As if the American healthcare system isn’t bad enough as it is, Republicans in the House of Representatives recently passed a budget plan that would return us to the days when most seniors were mired in poverty. The plan would put an end to Medicare for future retirees by phasing out the current program and replacing it with one where the government would provide subsidies to seniors to buy health insurance in the private market. In addition, the plan practically eviscerates Medicaid, the healthcare safety net for the poor. Joe Baker, president of the Medicare Rights Center, and Elisabeth Benjamin of the Community Service Society of New York, explain the plan’s potential consequences on Democracy Now! with Amy Goodman:

Privatizing Medicare and gutting Medicaid will hurl our country backwards, economically and socially. Giving out vouchers for what should be an essential public service never works because the value of the voucher would never cover the entire cost. Seniors would end up paying much of their income on health care. And what insurance company would cover anyone over 65?

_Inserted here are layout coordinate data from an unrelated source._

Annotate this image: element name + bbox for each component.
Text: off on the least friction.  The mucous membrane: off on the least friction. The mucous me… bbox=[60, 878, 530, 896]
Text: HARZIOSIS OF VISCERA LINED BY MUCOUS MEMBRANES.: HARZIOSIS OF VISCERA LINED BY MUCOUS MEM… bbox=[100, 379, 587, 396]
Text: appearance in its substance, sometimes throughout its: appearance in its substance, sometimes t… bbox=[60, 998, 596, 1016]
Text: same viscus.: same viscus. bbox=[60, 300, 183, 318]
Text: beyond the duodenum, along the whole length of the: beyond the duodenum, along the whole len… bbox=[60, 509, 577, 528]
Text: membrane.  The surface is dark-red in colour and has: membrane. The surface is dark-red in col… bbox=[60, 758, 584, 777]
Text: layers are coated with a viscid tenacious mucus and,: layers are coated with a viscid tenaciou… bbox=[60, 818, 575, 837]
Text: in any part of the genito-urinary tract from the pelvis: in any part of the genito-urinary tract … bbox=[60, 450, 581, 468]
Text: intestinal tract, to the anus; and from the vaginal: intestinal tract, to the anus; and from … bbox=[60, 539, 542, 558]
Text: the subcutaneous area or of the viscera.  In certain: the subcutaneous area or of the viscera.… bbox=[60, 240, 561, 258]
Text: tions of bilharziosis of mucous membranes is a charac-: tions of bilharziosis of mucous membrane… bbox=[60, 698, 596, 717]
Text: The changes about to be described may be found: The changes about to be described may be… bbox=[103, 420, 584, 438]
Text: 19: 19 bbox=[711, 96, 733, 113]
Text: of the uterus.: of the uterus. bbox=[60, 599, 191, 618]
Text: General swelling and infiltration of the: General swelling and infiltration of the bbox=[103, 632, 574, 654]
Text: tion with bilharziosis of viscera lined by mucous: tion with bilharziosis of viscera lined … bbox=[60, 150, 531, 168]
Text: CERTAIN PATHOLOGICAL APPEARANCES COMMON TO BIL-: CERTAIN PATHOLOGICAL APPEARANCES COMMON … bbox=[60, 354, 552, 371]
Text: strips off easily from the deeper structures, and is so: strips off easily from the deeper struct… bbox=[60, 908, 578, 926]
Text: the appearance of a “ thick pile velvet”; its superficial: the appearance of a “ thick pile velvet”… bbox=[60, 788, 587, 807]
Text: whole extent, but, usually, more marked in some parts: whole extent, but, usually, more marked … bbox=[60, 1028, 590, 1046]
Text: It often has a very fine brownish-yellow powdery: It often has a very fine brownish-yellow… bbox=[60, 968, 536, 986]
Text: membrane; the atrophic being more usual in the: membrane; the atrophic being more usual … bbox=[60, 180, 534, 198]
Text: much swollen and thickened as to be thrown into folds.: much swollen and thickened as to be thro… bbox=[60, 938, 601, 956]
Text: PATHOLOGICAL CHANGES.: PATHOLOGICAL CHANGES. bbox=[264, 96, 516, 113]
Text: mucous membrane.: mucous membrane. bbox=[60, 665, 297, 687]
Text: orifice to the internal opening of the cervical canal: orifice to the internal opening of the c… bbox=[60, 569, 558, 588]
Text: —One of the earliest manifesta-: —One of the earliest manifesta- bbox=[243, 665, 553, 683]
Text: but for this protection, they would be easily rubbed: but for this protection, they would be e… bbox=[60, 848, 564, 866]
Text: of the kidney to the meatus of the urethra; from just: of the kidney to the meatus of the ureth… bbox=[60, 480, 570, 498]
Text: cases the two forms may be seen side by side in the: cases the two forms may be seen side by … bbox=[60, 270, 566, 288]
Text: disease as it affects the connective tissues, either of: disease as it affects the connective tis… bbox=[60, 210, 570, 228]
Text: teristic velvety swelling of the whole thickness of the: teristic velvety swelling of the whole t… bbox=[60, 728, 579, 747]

Fortunately for the majority of us who don’t want to see our country resemble 19th century America, the House GOP plan is going over like a lead balloon. It’s likely this stinker isn’t going anywhere in the Senate. But instead of getting rid of popular programs that give millions of Americans  access to health care, we should be expanding Medicare to everyone. As former Clinton administration labor secretary Robert Reich says, Medicare is not the problem, it’s the solution:

Medicare’s administrative costs are in the range of 3 percent. That’s well below the 5 to 10 percent costs borne by large companies that self-insure. It’s even further below the administrative costs of companies in the small-group market (amounting to 25 to 27 percent of premiums). And it’s way, way lower than the administrative costs of individual insurance (40 percent). It’s even far below the 11 percent costs of private plans under Medicare Advantage, the current private-insurance option under Medicare.

In addition, allow Medicare – and its poor cousin Medicaid – to use their huge bargaining leverage to negotiate lower rates with hospitals, doctors, and pharmaceutical companies. This would help move health care from a fee-for-the-most-costly-service system into one designed to get the highest-quality outcomes most cheaply.